I doubt I even have to tell you that we lost the round because I was “rude.” The kicker? The timekeeper was the guy’s younger sister. My father was in the room watching the round and said afterward that when it was clear that I “had him,” the girl stopped the clock and called time.
Losing that round prevented me from going to nationals. Knowing my season was finished, I decided to focus on the friendships I had built through the online phorum instead. The phorum became a huge outlet for me. Thinking about this is still hard, and it’s hard to put into words. Looking back, the largest flaw I see in the home school debate world was the propensity to radiate perfection in everything. Because, obviously, if we’re Christians, we’re perfect.

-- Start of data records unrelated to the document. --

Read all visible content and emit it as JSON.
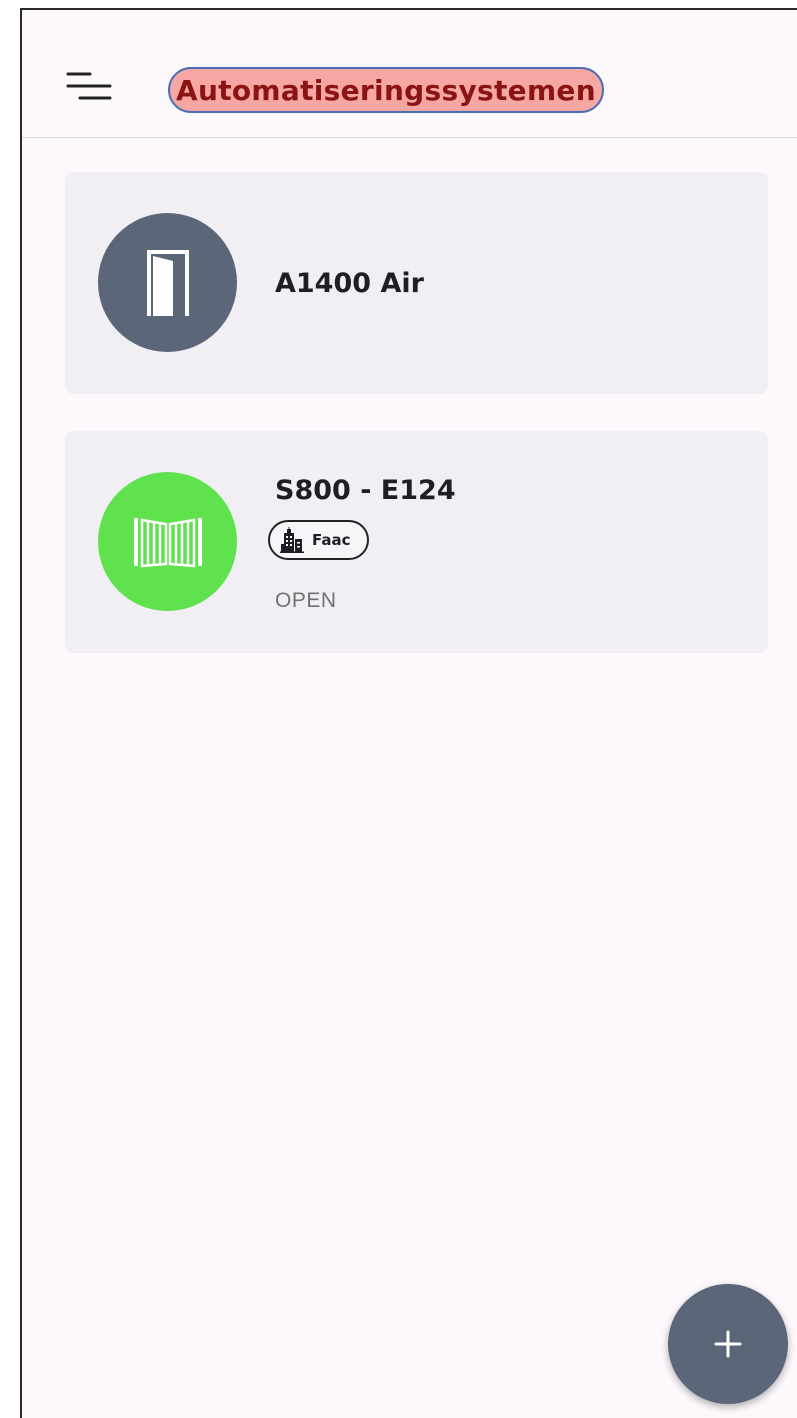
{
  "header": {
    "title": "Automatiseringssystemen",
    "menu_icon": "menu-lines-icon"
  },
  "devices": [
    {
      "name": "A1400 Air",
      "icon": "door-icon",
      "avatar_color": "#5b6679"
    },
    {
      "name": "S800 - E124",
      "icon": "folding-gate-icon",
      "avatar_color": "#5fe24d",
      "brand": "Faac",
      "brand_icon": "building-icon",
      "status": "OPEN"
    }
  ],
  "fab": {
    "icon": "plus-icon",
    "color": "#5b6679"
  },
  "colors": {
    "background": "#fcf8fc",
    "card": "#f1eff3",
    "title_highlight": "#f6a7a3",
    "title_text": "#8a1414"
  }
}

I was envious of those “perfect” debators, and the more popular and perfect they were, the more I hated them, knowing I could never be them. I was fifteen the first time I typed over AIM that I was depressed. It took a long time to type those words because it took a long time to realize them. My closest friend, the one I had chosen to tell, responded by saying he didn’t think depression was a real thing. As my reputation grew on the phorum, I was increasingly known as the crazy girl, the rebel, the one who took things too far. Outwardly I embraced it. Inwardly I was embarrassed and ashamed. That reputation had a bright side, however. Asking questions like “Why do you believe in God?” sparked deep friendships with the girl from a single-parent home, the boy who was bipolar. These were the friends who supported me when I very shockingly announced I would no longer be a part of NCFCA because I was going to public school.
I was assailed with comments like, “you’re going to the dark side!” People were genuinely appalled; some genuinely thought this was a clear indication that I was no longer a Christian. The truth was that being home schooled in a heavily patriarchal home with an abusive father had led to suicidal depression.
The very fact that Homeschoolers Anonymous exists is a testament to the emotional trauma endured by many, and it’s very important that we have an open dialogue to ask why. Home schooling and debate are entwined worlds for many, and the individual answers will vary.
I rarely think back to my years in the NCFCA. For the most part I prefer to forget it ever happened. When I do think back, I regret that façade of perfection we all felt pressured to adopt. Time has taught me that’s all it is: a façade. I wish that teaching us to change the world with our radical communication skills was not NCFCA’s sole focus: there was no space given to teach us to be human.